The president attempted to turn the focus of his agenda toward the economy in the State of the Union address, the Republican pollster noted. “Unfortunately for Democrats, they had to spend the next two months talking about healthcare,” Goeas said.

“I think there was a calculation on the part of the Democrats in the House and the Senate that passing healthcare reform would undo the big problem -- kind of the big elephant in this election -- which is the lopsided intensity” of Republican and Democratic voters this year, Goeas said. “The question is how long” will the Republican fervor be there. “Will it last? My sense is that it will.”

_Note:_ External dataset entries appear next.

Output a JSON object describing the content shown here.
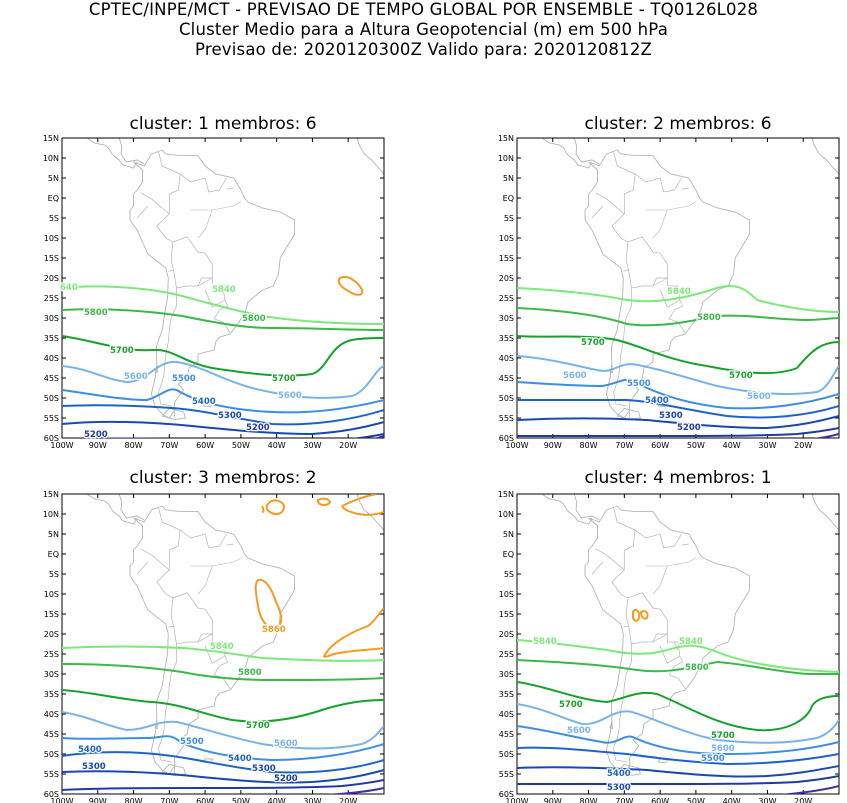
{
  "header": {
    "line1": "CPTEC/INPE/MCT - PREVISAO DE TEMPO GLOBAL POR ENSEMBLE - TQ0126L028",
    "line2": "Cluster Medio para a Altura Geopotencial (m) em 500 hPa",
    "line3": "Previsao de: 2020120300Z    Valido para: 2020120812Z"
  },
  "axes": {
    "lat_labels": [
      "15N",
      "10N",
      "5N",
      "EQ",
      "5S",
      "10S",
      "15S",
      "20S",
      "25S",
      "30S",
      "35S",
      "40S",
      "45S",
      "50S",
      "55S",
      "60S"
    ],
    "lon_labels": [
      "100W",
      "90W",
      "80W",
      "70W",
      "60W",
      "50W",
      "40W",
      "30W",
      "20W"
    ]
  },
  "colors": {
    "c5860": "#f59a23",
    "c5840": "#7ee87a",
    "c5800": "#3cb84a",
    "c5700": "#16a22a",
    "c5600": "#78b4ea",
    "c5500": "#3c8ee2",
    "c5400": "#1e64c8",
    "c5300": "#1848b0",
    "c5200": "#203aa0",
    "c5100": "#4030a0",
    "coast": "#b4b4b4"
  },
  "panels": [
    {
      "title": "cluster: 1   membros: 6",
      "labels": {
        "l5840a": "640",
        "l5840b": "5840",
        "l5800a": "5800",
        "l5800b": "5800",
        "l5700a": "5700",
        "l5700b": "5700",
        "l5600a": "5600",
        "l5600b": "5600",
        "l5500": "5500",
        "l5400": "5400",
        "l5300": "5300",
        "l5200a": "5200",
        "l5200b": "5200"
      }
    },
    {
      "title": "cluster: 2   membros: 6",
      "labels": {
        "l5840": "5840",
        "l5800": "5800",
        "l5700a": "5700",
        "l5700b": "5700",
        "l5600a": "5600",
        "l5600b": "5600",
        "l5500": "5500",
        "l5400": "5400",
        "l5300": "5300",
        "l5200": "5200"
      }
    },
    {
      "title": "cluster: 3   membros: 2",
      "labels": {
        "l5860": "5860",
        "l5840": "5840",
        "l5800": "5800",
        "l5700": "5700",
        "l5600": "5600",
        "l5500": "5500",
        "l5400a": "5400",
        "l5400b": "5400",
        "l5300a": "5300",
        "l5300b": "5300",
        "l5200": "5200"
      }
    },
    {
      "title": "cluster: 4   membros: 1",
      "labels": {
        "l5840a": "5840",
        "l5840b": "5840",
        "l5800": "5800",
        "l5700a": "5700",
        "l5700b": "5700",
        "l5600a": "5600",
        "l5600b": "5600",
        "l5500": "5500",
        "l5400": "5400",
        "l5300": "5300"
      }
    }
  ]
}
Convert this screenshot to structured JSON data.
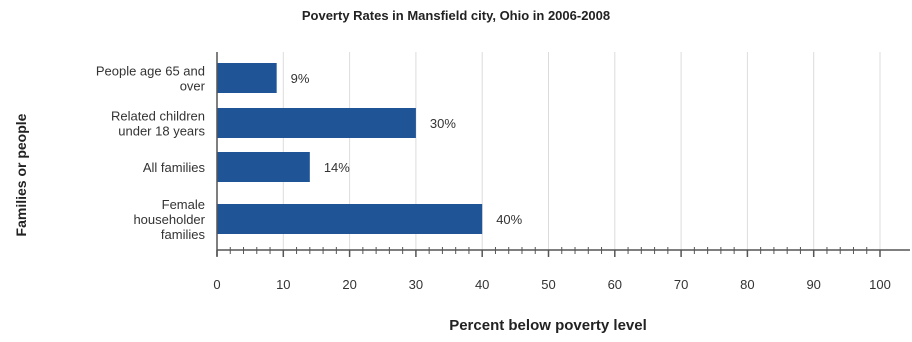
{
  "chart_data": {
    "type": "bar",
    "orientation": "horizontal",
    "title": "Poverty Rates in Mansfield city, Ohio in 2006-2008",
    "xlabel": "Percent below poverty level",
    "ylabel": "Families or people",
    "categories": [
      [
        "People age 65 and",
        "over"
      ],
      [
        "Related children",
        "under 18 years"
      ],
      [
        "All families"
      ],
      [
        "Female",
        "householder",
        "families"
      ]
    ],
    "values": [
      9,
      30,
      14,
      40
    ],
    "data_labels": [
      "9%",
      "30%",
      "14%",
      "40%"
    ],
    "xlim": [
      0,
      100
    ],
    "xticks": [
      0,
      10,
      20,
      30,
      40,
      50,
      60,
      70,
      80,
      90,
      100
    ],
    "grid": true,
    "bar_color": "#1f5597"
  }
}
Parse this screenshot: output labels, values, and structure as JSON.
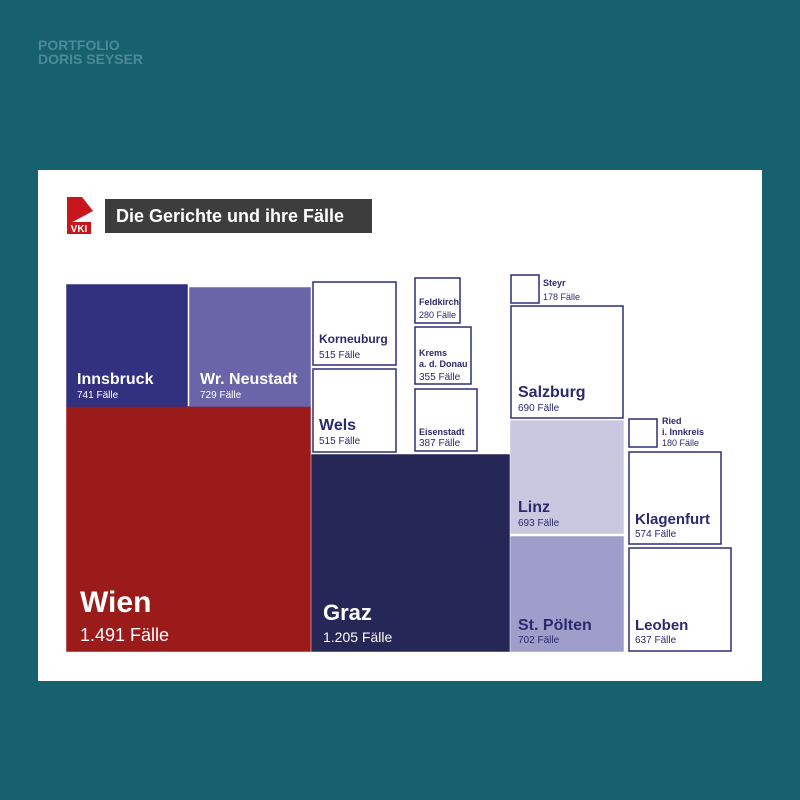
{
  "portfolio": {
    "line1": "PORTFOLIO",
    "line2": "DORIS SEYSER"
  },
  "logo": "VKI",
  "chart_data": {
    "type": "treemap",
    "title": "Die Gerichte und ihre Fälle",
    "categories": [
      "Wien",
      "Graz",
      "Innsbruck",
      "Wr. Neustadt",
      "St. Pölten",
      "Linz",
      "Salzburg",
      "Leoben",
      "Eisenstadt",
      "Klagenfurt",
      "Korneuburg",
      "Wels",
      [
        "Krems",
        "a. d. Donau"
      ],
      "Feldkirch",
      [
        "Ried",
        "i. Innkreis"
      ],
      "Steyr"
    ],
    "values": [
      1491,
      1205,
      741,
      729,
      702,
      693,
      690,
      637,
      387,
      574,
      515,
      515,
      355,
      280,
      180,
      178
    ],
    "value_labels": [
      "1.491 Fälle",
      "1.205 Fälle",
      "741 Fälle",
      "729 Fälle",
      "702 Fälle",
      "693 Fälle",
      "690 Fälle",
      "637 Fälle",
      "387 Fälle",
      "574 Fälle",
      "515 Fälle",
      "515 Fälle",
      "355 Fälle",
      "280 Fälle",
      "180 Fälle",
      "178 Fälle"
    ],
    "colors": [
      "#9b1b1b",
      "#262756",
      "#32317f",
      "#6a65a8",
      "#9f9dca",
      "#c9c8e0",
      "#ffffff",
      "#ffffff",
      "#ffffff",
      "#ffffff",
      "#ffffff",
      "#ffffff",
      "#ffffff",
      "#ffffff",
      "#ffffff",
      "#ffffff"
    ],
    "text_colors": [
      "#ffffff",
      "#ffffff",
      "#ffffff",
      "#ffffff",
      "#2a2a6c",
      "#2a2a6c",
      "#2a2a6c",
      "#2a2a6c",
      "#2a2a6c",
      "#2a2a6c",
      "#2a2a6c",
      "#2a2a6c",
      "#2a2a6c",
      "#2a2a6c",
      "#2a2a6c",
      "#2a2a6c"
    ]
  }
}
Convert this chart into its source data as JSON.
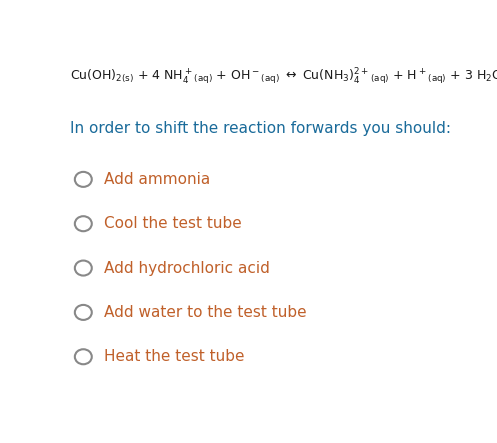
{
  "bg_color": "#ffffff",
  "equation_color": "#1a1a1a",
  "question_color": "#1a6b9a",
  "option_color": "#c0602a",
  "circle_color": "#888888",
  "question_text": "In order to shift the reaction forwards you should:",
  "options": [
    "Add ammonia",
    "Cool the test tube",
    "Add hydrochloric acid",
    "Add water to the test tube",
    "Heat the test tube"
  ],
  "fig_width": 4.97,
  "fig_height": 4.43,
  "dpi": 100
}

The roughly even divide between support for Republicans and Democrats in the midterm elections “represents a crossroads,” Lake said. “There are challenges in here very much for both parties.”

The wars in Iraq and Afghanistan, retirement and Social Security, illegal immigration, taxes, terrorism and reforming Wall Street trailed as leading issues, in that order, with each ranked No. 1 by less than one in 10 of those surveyed in the Battleground Poll.

Those surveyed still placed confidence in congressional Democrats “turning the economy around,” by a margin of 47% to 41%. But they voiced more confidence in Republicans in Congress in “controlling wasteful spending,” 44% to 32%.

A slight majority, 52%, said they opposed the healthcare legislation that Obama signed. Forty-four percent said they supported it. [For the record: An earlier version of this story incorrectly said 44% said they opposed it.]

Thirty-four percent of the likely voters surveyed believed their families would benefit from the healthcare provisions contained in the legislation; 58% said their families would not benefit.

Democrats have a better public image on the question of “getting things done,” by a margin of 41% to 32% in the survey. But only 36% of those surveyed said the country was headed in the right direction, with 55% saying the nation was on the wrong track.

More than two-thirds of the likely voters surveyed, 68%, voiced disapproval for the job that Congress was doing. This sentiment was strongest among Republicans -- 92% voicing disapproval -- and among independent voters, with 70% voicing disapproval.

Forty-nine percent of those surveyed voiced approval for the job Obama was doing - a number similar to findings of the Gallup Poll and CNN and Opinion Research Corp. this week.

Yet Obama remains personally popular in the Battleground Poll, with 69% offering a positive opinion of him as a person.

In the generic question of which party’s congressional candidates voters would be most likely to support in November, Republicans drew 42% of those surveyed and Democrats 40%, a statistical tie.

The survey of 1,000 registered, likely voters conducted April 5-8 by the Tarrance Group and Lake Research for George Washington University carrieed a possible margin of error of plus or minus 3.1 percentage points.